I wonder where we go from there, once we dispell for all time the myth of the conscious “I.” It’s a question worth pursing, if you ask me. Philosophy should concern itself with how we remake the world once pre-theoretical consciousness has gone the way of the sky-god and the elan-vital. And while we’re at it, we could work on how to work out a world without the sky-god and elan-vital, too.
More to come.
September 7, 2009
Gotta work Labor Day tomorrow. When the majority of Americans get the day off, what do they do? They drink. And a lot of them drink fine wine. That means Ian is going to be a busy boy tomorrow.
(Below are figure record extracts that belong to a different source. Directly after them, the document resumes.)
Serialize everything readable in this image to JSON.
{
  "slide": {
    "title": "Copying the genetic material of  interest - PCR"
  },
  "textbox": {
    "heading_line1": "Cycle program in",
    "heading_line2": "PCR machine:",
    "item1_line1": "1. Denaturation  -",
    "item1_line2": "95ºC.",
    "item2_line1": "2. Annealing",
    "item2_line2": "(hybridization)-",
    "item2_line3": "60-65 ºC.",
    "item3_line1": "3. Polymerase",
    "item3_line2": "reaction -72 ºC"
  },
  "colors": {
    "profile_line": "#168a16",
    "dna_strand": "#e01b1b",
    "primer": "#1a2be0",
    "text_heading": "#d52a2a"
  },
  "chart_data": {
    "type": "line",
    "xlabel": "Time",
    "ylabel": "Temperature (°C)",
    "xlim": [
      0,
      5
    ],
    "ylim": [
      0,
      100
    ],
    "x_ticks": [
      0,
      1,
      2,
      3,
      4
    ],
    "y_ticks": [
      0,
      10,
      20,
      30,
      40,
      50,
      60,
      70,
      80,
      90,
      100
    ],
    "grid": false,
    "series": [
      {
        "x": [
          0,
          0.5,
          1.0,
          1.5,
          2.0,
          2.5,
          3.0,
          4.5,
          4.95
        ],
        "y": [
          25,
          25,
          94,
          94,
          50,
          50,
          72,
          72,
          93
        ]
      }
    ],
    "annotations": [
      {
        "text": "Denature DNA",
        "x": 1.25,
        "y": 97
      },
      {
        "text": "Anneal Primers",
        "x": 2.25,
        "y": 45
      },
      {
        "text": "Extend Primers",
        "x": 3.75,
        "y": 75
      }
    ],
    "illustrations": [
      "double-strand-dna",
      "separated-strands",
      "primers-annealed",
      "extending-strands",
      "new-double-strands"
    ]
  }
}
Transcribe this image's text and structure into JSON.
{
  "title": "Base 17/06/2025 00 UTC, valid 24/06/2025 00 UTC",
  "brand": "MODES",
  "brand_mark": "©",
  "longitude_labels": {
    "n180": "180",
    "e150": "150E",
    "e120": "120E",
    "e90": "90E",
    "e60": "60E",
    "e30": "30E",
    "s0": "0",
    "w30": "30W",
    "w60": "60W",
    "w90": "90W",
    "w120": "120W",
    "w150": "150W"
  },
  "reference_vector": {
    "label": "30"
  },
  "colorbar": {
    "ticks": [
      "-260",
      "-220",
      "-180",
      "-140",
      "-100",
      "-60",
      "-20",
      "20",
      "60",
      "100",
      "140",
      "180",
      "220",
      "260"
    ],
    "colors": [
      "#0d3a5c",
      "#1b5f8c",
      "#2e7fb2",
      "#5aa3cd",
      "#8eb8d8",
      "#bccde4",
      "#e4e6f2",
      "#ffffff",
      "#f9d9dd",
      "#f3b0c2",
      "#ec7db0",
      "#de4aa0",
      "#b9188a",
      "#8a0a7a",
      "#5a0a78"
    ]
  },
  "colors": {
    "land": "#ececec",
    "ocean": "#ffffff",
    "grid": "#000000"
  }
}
Speaking of labor, this book looks pretty interesting to me. Being the world’s laziest man, I have a strong interest in the notion of the ‘leisure economy.’
Enjoy your day off, rest of the world. I’ll be selling fine wines, working on grad school applications, and hopefully resolving to update this blog more frequently.
August 27, 2009
The Mountain Goats never let me down. “Genesis 3:23” is a fantastic song. I can’t wait for the new album. And they’re coming to DC in the fall; I’ll have to go (and find a show buddy – any takers?)
House up in Clearlake
Where I used to live
Picked the lock on the front door
And felt it give
Touch nothing move nothing stand still
Keep my ears open for cars
See how the people here live now
Hope they’re better at it than I was
Ah, nostalgia. Have had a lot of that since moving home. The worst thing is when you realize that the memories you have, the ones with real significance to you, are not shared by any one else. They don’t remember a thing. It’s like it never happened. But as always, I remember it all. I always do.
Not much can make you feel lonelier than that.
Oh well. Tonight’s the wine tasting. We’re taking a tour of Spain. Have I mentioned I have a pretty sweet gig going here?